[CERPEN-AN] Waktu yang Berlalu

Cukup memaafkan tanpa harus kembali mengusiknya

Langit sore ini begitu cerah. Aku mengamatinya dari ruangan di kantorku yang paling atas. Terletak ditengah-tengah ibukota. Ditemani teh hangat, nikmat sekali rasanya sore hari ini. Meskipun diluaran sana selalu saja dipenuhi oleh banyaknya kendaraan yang berlalu lalang bersiap untuk kembali pulang.

Sungguh aku sangat bersyukur dengan hidupku sekarang. Hijrah ke ibukota setelah berbagai pengalaman pahit yang aku jalani di tempat tinggalku dulu. Bersama ibu juga kakakku, aku memulai kehidupan yang baru yang jauh lebih baik. Terkadang aku bangga akan diriku sendiri yang bisa mencapai di titik sejauh ini.
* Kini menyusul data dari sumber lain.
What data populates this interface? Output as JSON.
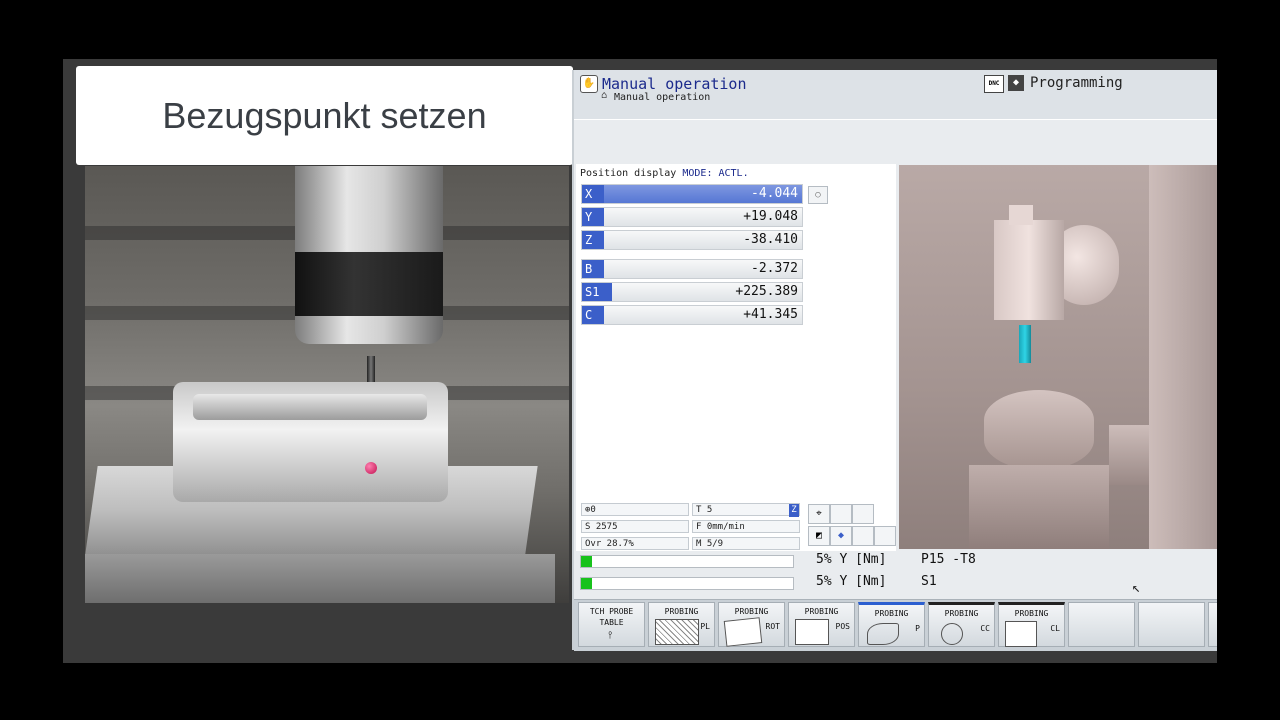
{
  "title_card": {
    "text": "Bezugspunkt setzen"
  },
  "header": {
    "mode_icon": "hand-icon",
    "mode_title": "Manual operation",
    "mode_subtitle": "Manual operation",
    "dnc_badge": "DNC",
    "programming_label": "Programming"
  },
  "position_display": {
    "label": "Position display",
    "mode": "MODE: ACTL.",
    "axes": [
      {
        "name": "X",
        "value": "-4.044",
        "active": true
      },
      {
        "name": "Y",
        "value": "+19.048"
      },
      {
        "name": "Z",
        "value": "-38.410"
      },
      {
        "name": "B",
        "value": "-2.372"
      },
      {
        "name": "S1",
        "value": "+225.389"
      },
      {
        "name": "C",
        "value": "+41.345"
      }
    ]
  },
  "status": {
    "probe": "0",
    "tool": "T 5",
    "tool_axis": "Z",
    "spindle": "S 2575",
    "feed": "F 0mm/min",
    "override": "Ovr 28.7%",
    "m_code": "M 5/9"
  },
  "load_bars": [
    {
      "percent": 5,
      "text": "5% Y [Nm]",
      "extra": "P15 -T8"
    },
    {
      "percent": 5,
      "text": "5% Y [Nm]",
      "extra": "S1"
    }
  ],
  "softkeys": [
    {
      "line1": "TCH PROBE",
      "line2": "TABLE"
    },
    {
      "line1": "PROBING",
      "line2": "PL"
    },
    {
      "line1": "PROBING",
      "line2": "ROT"
    },
    {
      "line1": "PROBING",
      "line2": "POS"
    },
    {
      "line1": "PROBING",
      "line2": "P"
    },
    {
      "line1": "PROBING",
      "line2": "CC"
    },
    {
      "line1": "PROBING",
      "line2": "CL"
    }
  ],
  "colors": {
    "axis_label_blue": "#3b5fc9",
    "load_green": "#18c21c",
    "tool_cyan": "#2fd4e6"
  }
}
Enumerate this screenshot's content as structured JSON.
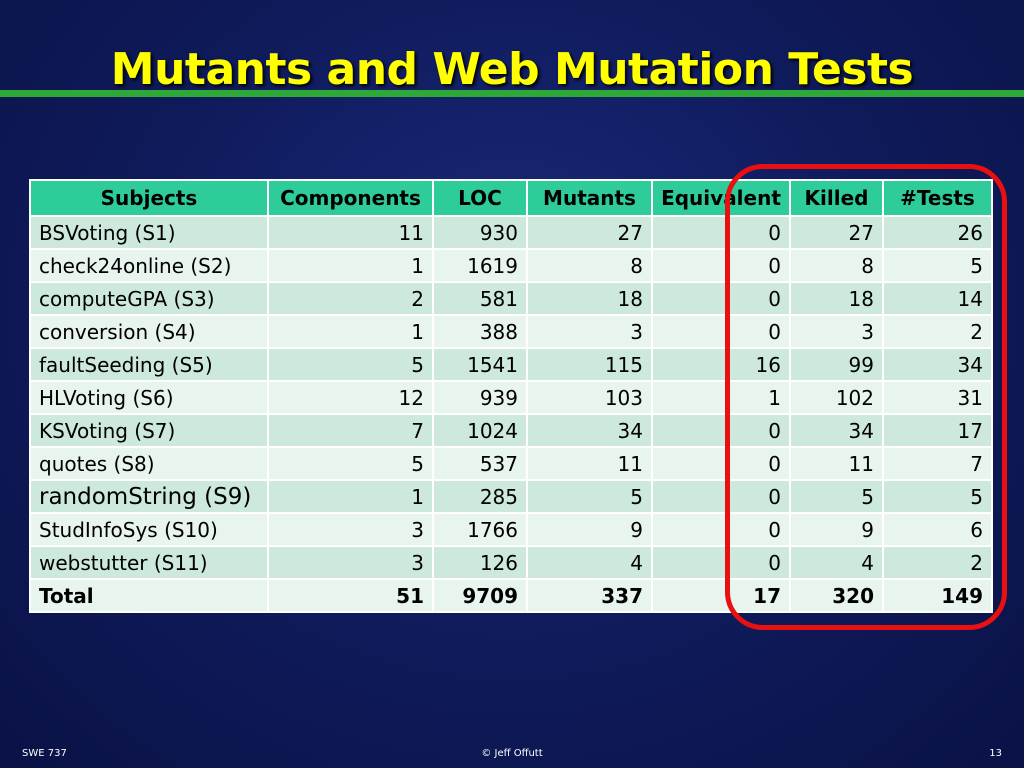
{
  "slide": {
    "title": "Mutants and Web Mutation Tests",
    "footer_left": "SWE 737",
    "footer_center": "© Jeff Offutt",
    "footer_right": "13"
  },
  "table": {
    "headers": [
      "Subjects",
      "Components",
      "LOC",
      "Mutants",
      "Equivalent",
      "Killed",
      "#Tests"
    ],
    "rows": [
      [
        "BSVoting (S1)",
        "11",
        "930",
        "27",
        "0",
        "27",
        "26"
      ],
      [
        "check24online (S2)",
        "1",
        "1619",
        "8",
        "0",
        "8",
        "5"
      ],
      [
        "computeGPA (S3)",
        "2",
        "581",
        "18",
        "0",
        "18",
        "14"
      ],
      [
        "conversion (S4)",
        "1",
        "388",
        "3",
        "0",
        "3",
        "2"
      ],
      [
        "faultSeeding (S5)",
        "5",
        "1541",
        "115",
        "16",
        "99",
        "34"
      ],
      [
        "HLVoting (S6)",
        "12",
        "939",
        "103",
        "1",
        "102",
        "31"
      ],
      [
        "KSVoting (S7)",
        "7",
        "1024",
        "34",
        "0",
        "34",
        "17"
      ],
      [
        "quotes (S8)",
        "5",
        "537",
        "11",
        "0",
        "11",
        "7"
      ],
      [
        "randomString (S9)",
        "1",
        "285",
        "5",
        "0",
        "5",
        "5"
      ],
      [
        "StudInfoSys (S10)",
        "3",
        "1766",
        "9",
        "0",
        "9",
        "6"
      ],
      [
        "webstutter (S11)",
        "3",
        "126",
        "4",
        "0",
        "4",
        "2"
      ]
    ],
    "total": [
      "Total",
      "51",
      "9709",
      "337",
      "17",
      "320",
      "149"
    ]
  },
  "colors": {
    "title": "#ffff00",
    "rule": "#2ea836",
    "header_bg": "#2ecc9a",
    "row_dark": "#cde9dc",
    "row_light": "#e8f4ee",
    "highlight": "#e81010"
  }
}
Jika teringat 7 tahun yang lalu, bagaimana terpuruknya aku karena sikapnya. Hingga membuat kondisiku berada di titik terendah dalam hidupku. Bagaimana tidak? Ia melenyapkan semua mimpi-mimpi dan citaku.

***

“Ra, sini” Fey memanggilku yang baru saja sampai di sekolah. Ia berada di depan mading sekolah yang sedang ramai karena ada pengumuman baru.

Aku mendekatinya.

Fey menarikku menerobos kerumunan orang-orang yang ada di depan mading itu, hingga kami berada tepat di posisi paling depan mading.

“Liat nih, ada nama lo, Ra” Fey berseru sambil menunjuk mading yang berisi pengumuman seleksi siswa yang lolos lomba puisi tingkat nasional.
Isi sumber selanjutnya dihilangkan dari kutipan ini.